The significant structures in the district include:
- Hannon House (727 North Michigan): The Hannon House is a two-story Greek Revival structure. It was constructed in the early 1850s at the corner of Michigan and Hancock Streets. Charles Rust later purchased the structure and moved it to the 500 block of South Michigan, and then in 1911 it was moved to the 700 block of North Michigan.
- Benton Hanchett House (1006 North Michigan): Benton Hanchett was a lawyer who built a successful practice living on South Michigan. In 18881, he built a fine house on North Michigan. The house is a three-story yellow-brick Romanesque Revival structure with red sandstone trim.

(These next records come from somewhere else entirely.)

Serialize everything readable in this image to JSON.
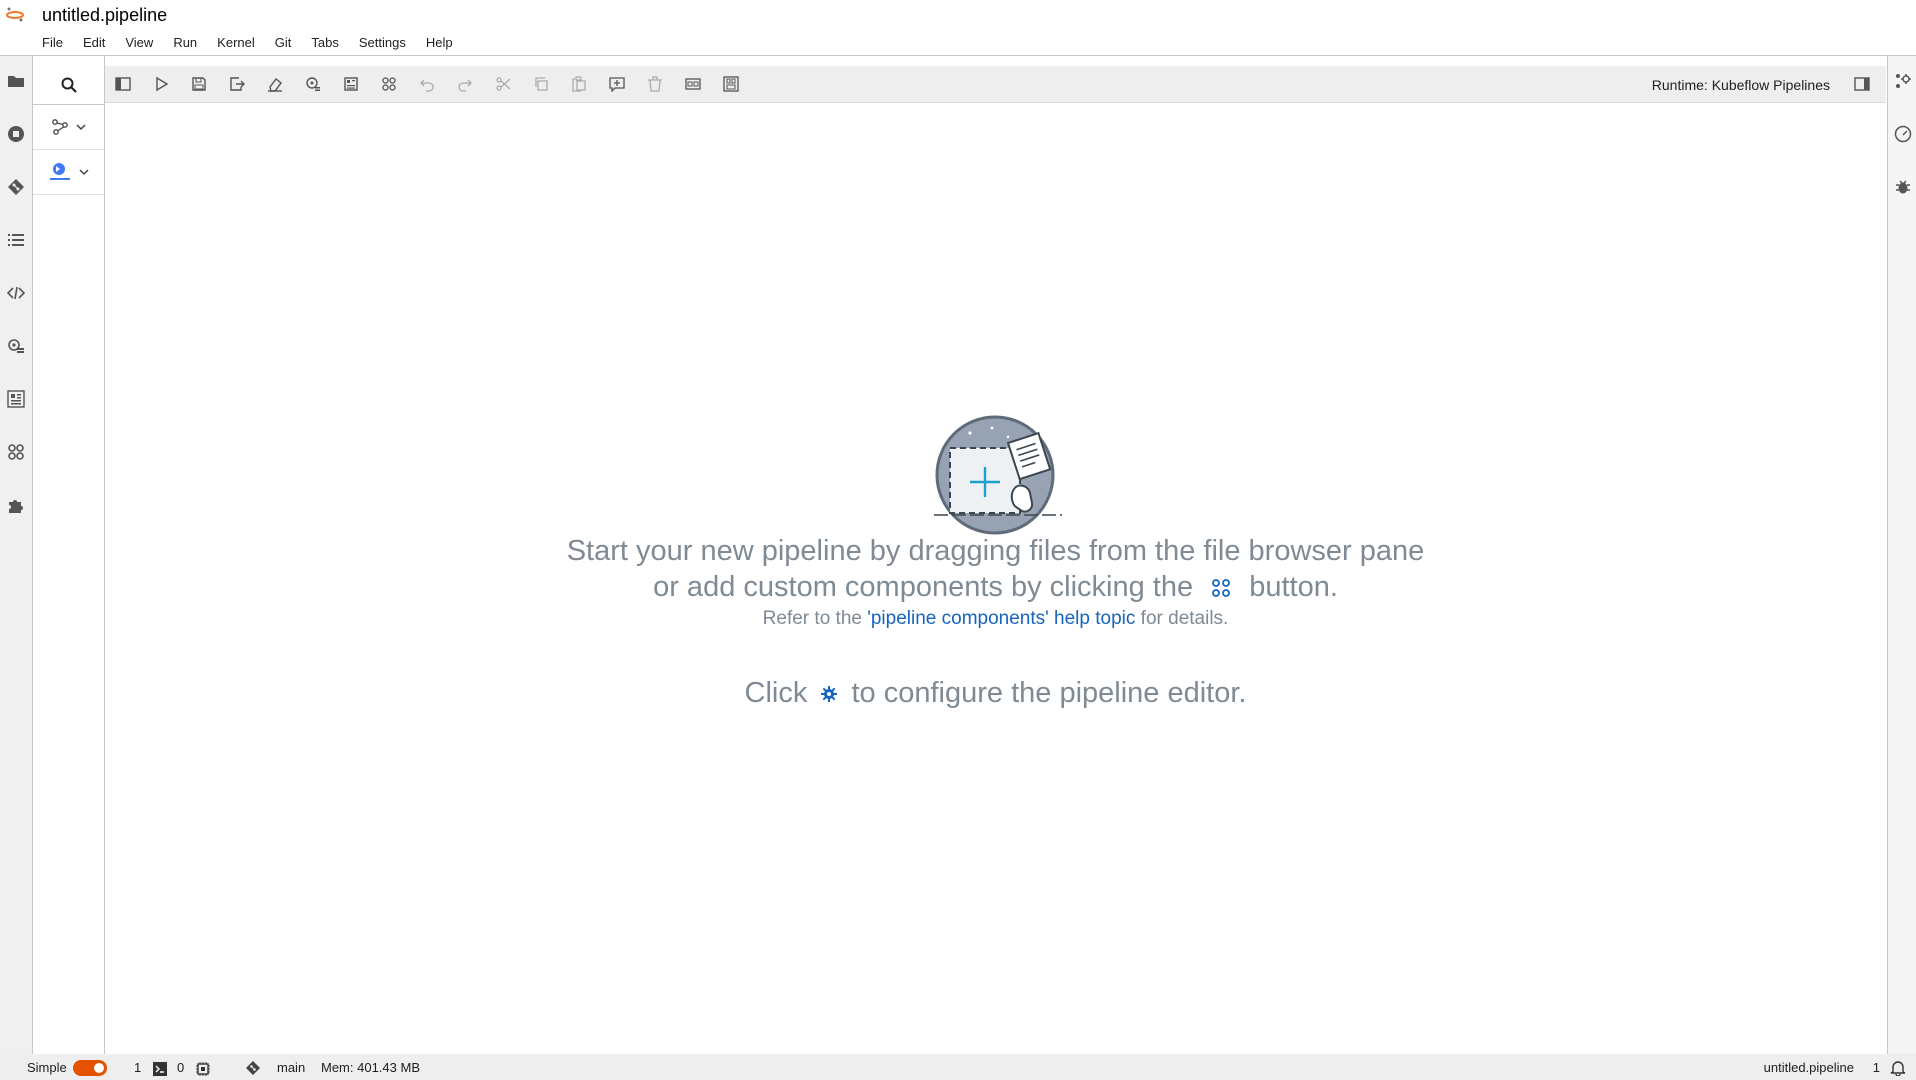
{
  "window": {
    "title": "untitled.pipeline"
  },
  "menu": [
    "File",
    "Edit",
    "View",
    "Run",
    "Kernel",
    "Git",
    "Tabs",
    "Settings",
    "Help"
  ],
  "left_bar_icons": [
    "folder-icon",
    "stop-circle-icon",
    "git-icon",
    "list-icon",
    "code-snippets-icon",
    "runtime-config-icon",
    "component-catalog-icon",
    "pipeline-components-icon",
    "extension-icon"
  ],
  "palette": {
    "categories": [
      "generic-components-icon",
      "kubeflow-logo-icon"
    ]
  },
  "toolbar": {
    "buttons": [
      "open-panel-icon",
      "run-icon",
      "save-icon",
      "export-icon",
      "clear-icon",
      "open-runtimes-icon",
      "open-runtime-images-icon",
      "open-component-catalogs-icon",
      "undo-icon",
      "redo-icon",
      "cut-icon",
      "copy-icon",
      "paste-icon",
      "add-comment-icon",
      "delete-icon",
      "arrange-horizontal-icon",
      "arrange-vertical-icon"
    ],
    "runtime_label": "Runtime: Kubeflow Pipelines"
  },
  "right_bar_icons": [
    "property-inspector-icon",
    "gauge-icon",
    "debugger-icon"
  ],
  "empty_state": {
    "line1": "Start your new pipeline by dragging files from the file browser pane",
    "line2_before": "or add custom components by clicking the",
    "line2_after": "button.",
    "line3_before": "Refer to the",
    "line3_link": "'pipeline components' help topic",
    "line3_after": "for details.",
    "line4_before": "Click",
    "line4_after": "to configure the pipeline editor."
  },
  "status": {
    "mode_label": "Simple",
    "mode_on": true,
    "terminals": "1",
    "kernels": "0",
    "branch": "main",
    "memory": "Mem: 401.43 MB",
    "file_name": "untitled.pipeline",
    "line_number": "1"
  },
  "colors": {
    "accent": "#e65100",
    "link": "#1565c0",
    "empty_text": "#7f8a94",
    "illustration_accent": "#1ba1c9"
  }
}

- Gilbert Stark House (1027 North Michigan): This house was built in 1885 for Gilbert Stark, a lumberman and son of Saginaw lawyer and mayor George Stark. It is a Queen Anne structure with asymmetrical massing, variety of window sizes and shapes, broken planar surfaces, and a picturesque roofline.
- Charles Ring House (1126 North Michigan): This house was built in 1904 for Charles Ring, a wealthy lumberman. It is a three-story, brick Georgian Revival residence. In 1946, Ring's daughters gave the house and gardens to the City, and it now houses the Saginaw Art Museum.